Depending on the night, you might end up with a fine plate of pappardelle alla Bolognese, more Americanized than the nearly tomato-less sauce that originated in Bologna, but pleasantly wine-forward all the same. Pasta al forno is appealing, too, with creamy pockets of ricotta, mozzarella and béchamel tucked beneath a mound of penne. Caponata, a chunky tomato-eggplant side dish, would make a great vegetarian entree if paired with polenta, though the rules would have to be bent a little, polenta being more Northern than Southern Italian. A cannolo, with chocolate chips studded on the ends and a crackly shell, makes a good finish to any meal.

But servers should know, or be willing to check, which pastries are in the display case; it’s a shame to spot something delicious on the way out the door. And that could be after a dinner featuring a tough piece of swordfish, or burrata with hard tomatoes — a crime in peak tomato season. Elsewhere, sauces, whether on veal piccata or gnocchi, might be thick and uninspired, or wildly over- or under-salted.

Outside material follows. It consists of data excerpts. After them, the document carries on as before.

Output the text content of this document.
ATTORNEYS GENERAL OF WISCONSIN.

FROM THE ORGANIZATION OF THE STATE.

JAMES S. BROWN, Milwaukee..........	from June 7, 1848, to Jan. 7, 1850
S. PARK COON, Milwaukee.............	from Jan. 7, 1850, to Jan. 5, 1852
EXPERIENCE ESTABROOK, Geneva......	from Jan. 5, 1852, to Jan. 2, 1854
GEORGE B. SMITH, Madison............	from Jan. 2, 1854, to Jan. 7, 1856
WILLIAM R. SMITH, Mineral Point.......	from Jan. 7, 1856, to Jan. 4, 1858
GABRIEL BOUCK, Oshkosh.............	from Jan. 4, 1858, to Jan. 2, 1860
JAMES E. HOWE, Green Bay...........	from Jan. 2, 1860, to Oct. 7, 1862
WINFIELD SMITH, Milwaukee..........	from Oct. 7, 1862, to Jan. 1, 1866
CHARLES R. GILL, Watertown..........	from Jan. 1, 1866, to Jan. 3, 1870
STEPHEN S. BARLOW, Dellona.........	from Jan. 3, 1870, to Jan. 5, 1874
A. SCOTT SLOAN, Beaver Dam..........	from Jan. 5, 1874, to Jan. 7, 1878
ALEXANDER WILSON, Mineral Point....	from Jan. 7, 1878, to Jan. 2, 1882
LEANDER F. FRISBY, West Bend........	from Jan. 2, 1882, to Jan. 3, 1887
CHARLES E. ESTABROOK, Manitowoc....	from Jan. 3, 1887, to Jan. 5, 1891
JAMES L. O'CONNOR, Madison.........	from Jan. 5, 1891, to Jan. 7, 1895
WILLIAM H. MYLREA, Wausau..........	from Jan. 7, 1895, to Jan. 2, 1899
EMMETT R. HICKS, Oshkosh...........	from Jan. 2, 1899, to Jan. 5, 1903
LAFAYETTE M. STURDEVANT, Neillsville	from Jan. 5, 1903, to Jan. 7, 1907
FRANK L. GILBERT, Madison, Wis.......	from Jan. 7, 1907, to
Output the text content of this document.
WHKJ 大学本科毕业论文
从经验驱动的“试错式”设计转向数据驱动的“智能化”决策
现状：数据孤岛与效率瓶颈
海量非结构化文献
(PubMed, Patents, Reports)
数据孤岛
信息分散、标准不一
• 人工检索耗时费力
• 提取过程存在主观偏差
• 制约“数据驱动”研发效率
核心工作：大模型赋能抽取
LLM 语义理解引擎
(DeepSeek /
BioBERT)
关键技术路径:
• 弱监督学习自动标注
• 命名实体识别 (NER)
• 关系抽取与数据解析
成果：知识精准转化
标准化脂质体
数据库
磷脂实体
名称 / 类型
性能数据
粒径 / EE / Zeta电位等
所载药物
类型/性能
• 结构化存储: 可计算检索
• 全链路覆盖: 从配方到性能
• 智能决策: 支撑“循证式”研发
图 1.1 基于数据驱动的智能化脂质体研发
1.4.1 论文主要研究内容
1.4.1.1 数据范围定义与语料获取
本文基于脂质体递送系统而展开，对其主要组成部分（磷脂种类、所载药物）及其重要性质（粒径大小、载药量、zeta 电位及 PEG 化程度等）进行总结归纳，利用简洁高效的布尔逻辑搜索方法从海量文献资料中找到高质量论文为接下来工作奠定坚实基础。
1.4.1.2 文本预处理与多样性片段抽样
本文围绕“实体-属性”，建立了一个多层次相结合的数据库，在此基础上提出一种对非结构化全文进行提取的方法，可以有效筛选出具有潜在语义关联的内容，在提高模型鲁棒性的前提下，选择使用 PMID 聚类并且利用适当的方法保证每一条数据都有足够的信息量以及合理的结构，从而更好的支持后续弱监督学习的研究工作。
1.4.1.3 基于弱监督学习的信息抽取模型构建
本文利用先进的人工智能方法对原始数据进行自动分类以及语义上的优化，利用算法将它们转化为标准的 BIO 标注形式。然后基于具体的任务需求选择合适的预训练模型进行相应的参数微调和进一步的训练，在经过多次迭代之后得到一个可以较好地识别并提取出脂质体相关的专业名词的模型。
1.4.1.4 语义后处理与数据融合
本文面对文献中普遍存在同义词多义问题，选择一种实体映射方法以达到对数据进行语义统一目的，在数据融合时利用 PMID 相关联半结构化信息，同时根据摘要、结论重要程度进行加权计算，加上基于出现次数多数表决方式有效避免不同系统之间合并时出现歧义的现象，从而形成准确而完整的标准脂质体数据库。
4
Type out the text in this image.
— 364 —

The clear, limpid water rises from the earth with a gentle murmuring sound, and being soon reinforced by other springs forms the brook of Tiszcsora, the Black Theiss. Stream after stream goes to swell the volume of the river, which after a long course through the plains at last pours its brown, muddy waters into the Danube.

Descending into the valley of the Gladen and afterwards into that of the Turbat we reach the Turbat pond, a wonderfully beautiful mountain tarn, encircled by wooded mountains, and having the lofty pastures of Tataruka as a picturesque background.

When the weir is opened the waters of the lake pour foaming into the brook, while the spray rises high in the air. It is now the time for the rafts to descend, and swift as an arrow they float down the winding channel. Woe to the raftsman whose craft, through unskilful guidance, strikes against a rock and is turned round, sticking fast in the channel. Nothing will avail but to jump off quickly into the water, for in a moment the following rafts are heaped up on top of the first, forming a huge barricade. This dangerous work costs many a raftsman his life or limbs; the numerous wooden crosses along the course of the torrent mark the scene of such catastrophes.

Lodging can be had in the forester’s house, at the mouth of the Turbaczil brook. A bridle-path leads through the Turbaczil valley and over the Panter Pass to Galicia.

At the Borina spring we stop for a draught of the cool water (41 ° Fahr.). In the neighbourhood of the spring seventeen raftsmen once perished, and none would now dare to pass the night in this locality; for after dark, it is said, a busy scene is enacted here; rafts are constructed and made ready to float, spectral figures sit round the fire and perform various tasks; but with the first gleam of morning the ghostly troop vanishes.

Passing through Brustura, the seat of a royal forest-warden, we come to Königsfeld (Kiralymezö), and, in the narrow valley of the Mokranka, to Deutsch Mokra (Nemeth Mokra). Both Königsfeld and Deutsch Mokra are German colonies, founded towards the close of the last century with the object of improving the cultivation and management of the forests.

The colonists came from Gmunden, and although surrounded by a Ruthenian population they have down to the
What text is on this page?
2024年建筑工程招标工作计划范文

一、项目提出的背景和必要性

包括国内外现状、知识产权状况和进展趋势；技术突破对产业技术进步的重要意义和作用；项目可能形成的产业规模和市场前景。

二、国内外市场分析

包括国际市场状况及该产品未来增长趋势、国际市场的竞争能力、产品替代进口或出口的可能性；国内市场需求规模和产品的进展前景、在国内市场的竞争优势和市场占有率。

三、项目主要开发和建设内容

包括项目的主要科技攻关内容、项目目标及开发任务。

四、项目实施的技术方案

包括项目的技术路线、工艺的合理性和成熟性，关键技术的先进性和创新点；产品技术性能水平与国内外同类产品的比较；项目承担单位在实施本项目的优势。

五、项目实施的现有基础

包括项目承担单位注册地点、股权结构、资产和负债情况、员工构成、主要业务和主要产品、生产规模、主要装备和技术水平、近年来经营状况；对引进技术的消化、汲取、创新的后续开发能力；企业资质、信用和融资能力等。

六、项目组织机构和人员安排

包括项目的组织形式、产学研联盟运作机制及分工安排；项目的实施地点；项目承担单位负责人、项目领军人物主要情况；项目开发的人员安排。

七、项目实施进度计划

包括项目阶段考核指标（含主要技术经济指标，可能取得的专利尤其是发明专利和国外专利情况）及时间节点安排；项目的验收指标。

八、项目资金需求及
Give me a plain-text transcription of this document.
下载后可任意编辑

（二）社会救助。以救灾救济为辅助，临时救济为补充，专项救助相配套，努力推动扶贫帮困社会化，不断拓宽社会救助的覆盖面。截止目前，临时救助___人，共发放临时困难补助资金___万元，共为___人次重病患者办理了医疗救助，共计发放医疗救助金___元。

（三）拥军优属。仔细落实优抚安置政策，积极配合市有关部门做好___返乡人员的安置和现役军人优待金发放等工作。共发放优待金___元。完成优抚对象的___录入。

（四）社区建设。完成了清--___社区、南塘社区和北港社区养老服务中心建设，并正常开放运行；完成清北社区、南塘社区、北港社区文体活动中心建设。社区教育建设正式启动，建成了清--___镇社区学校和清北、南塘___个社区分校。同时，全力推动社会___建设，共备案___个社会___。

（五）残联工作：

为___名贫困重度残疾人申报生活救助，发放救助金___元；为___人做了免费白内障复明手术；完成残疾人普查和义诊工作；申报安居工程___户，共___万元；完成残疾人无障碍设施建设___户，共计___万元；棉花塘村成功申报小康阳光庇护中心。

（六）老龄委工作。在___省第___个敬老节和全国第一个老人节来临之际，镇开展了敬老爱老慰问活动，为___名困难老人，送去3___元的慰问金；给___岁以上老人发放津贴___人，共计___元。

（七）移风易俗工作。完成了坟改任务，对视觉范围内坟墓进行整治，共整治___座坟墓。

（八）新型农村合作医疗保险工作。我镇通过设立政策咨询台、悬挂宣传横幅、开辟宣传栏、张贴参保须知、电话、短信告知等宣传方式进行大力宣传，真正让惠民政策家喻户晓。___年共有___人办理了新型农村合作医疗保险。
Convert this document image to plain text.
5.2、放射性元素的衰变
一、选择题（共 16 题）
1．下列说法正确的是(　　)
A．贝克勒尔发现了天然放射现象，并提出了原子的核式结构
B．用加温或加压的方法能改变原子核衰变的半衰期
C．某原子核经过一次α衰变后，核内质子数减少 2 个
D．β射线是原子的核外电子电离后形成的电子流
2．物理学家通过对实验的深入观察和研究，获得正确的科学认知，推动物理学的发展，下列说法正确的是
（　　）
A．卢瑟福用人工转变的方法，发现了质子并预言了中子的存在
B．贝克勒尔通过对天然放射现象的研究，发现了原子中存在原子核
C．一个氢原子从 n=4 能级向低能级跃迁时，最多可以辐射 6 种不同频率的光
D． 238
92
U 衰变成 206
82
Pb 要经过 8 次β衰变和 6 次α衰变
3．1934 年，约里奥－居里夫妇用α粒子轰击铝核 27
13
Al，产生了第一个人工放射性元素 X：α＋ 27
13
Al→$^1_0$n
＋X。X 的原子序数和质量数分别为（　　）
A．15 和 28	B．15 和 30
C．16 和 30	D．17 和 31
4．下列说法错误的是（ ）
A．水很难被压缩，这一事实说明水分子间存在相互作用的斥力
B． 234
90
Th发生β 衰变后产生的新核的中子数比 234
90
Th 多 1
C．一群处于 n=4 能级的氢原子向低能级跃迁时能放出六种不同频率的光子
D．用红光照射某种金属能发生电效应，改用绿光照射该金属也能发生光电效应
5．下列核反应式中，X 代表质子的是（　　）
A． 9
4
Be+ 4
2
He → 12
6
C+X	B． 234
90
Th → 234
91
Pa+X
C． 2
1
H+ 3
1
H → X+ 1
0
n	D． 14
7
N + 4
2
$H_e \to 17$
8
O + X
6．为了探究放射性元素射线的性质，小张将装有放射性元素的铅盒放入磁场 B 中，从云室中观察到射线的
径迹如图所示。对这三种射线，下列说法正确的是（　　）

And a Siciliana salad sounds like the essence of the island, with oranges, fennel and bottarga (cured fish roe) — but the lone slice of citrus looks like a garnish you’d find on the rim of a glass, and the fennel and bottarga are somewhere else, presumably in the kitchen.

Which is where Spatola needs to be more often, working with staff in both the front and back of the house. More training might work wonders for his namesake restaurant, like a good night’s sleep after a jet-lagged visit to the ristorante of your dreams.


Spatola Ristorante & Wine Bar
3434 West 32nd Avenue
303-477-4820

Burrata $10
Arancini $12
Siciliana salad $12
Pappardelle alla Bolognese $18
Pasta al forno $16
Gnocchi $15
Veal piccata $20
Pesce spada e salmoriglio $22
Cannoli $5

Spatola is open from 11 a.m. to 9 p.m. Tuesday through Saturday, and noon to 8 p.m. Sunday. Find out more at spatolarestaurant.com.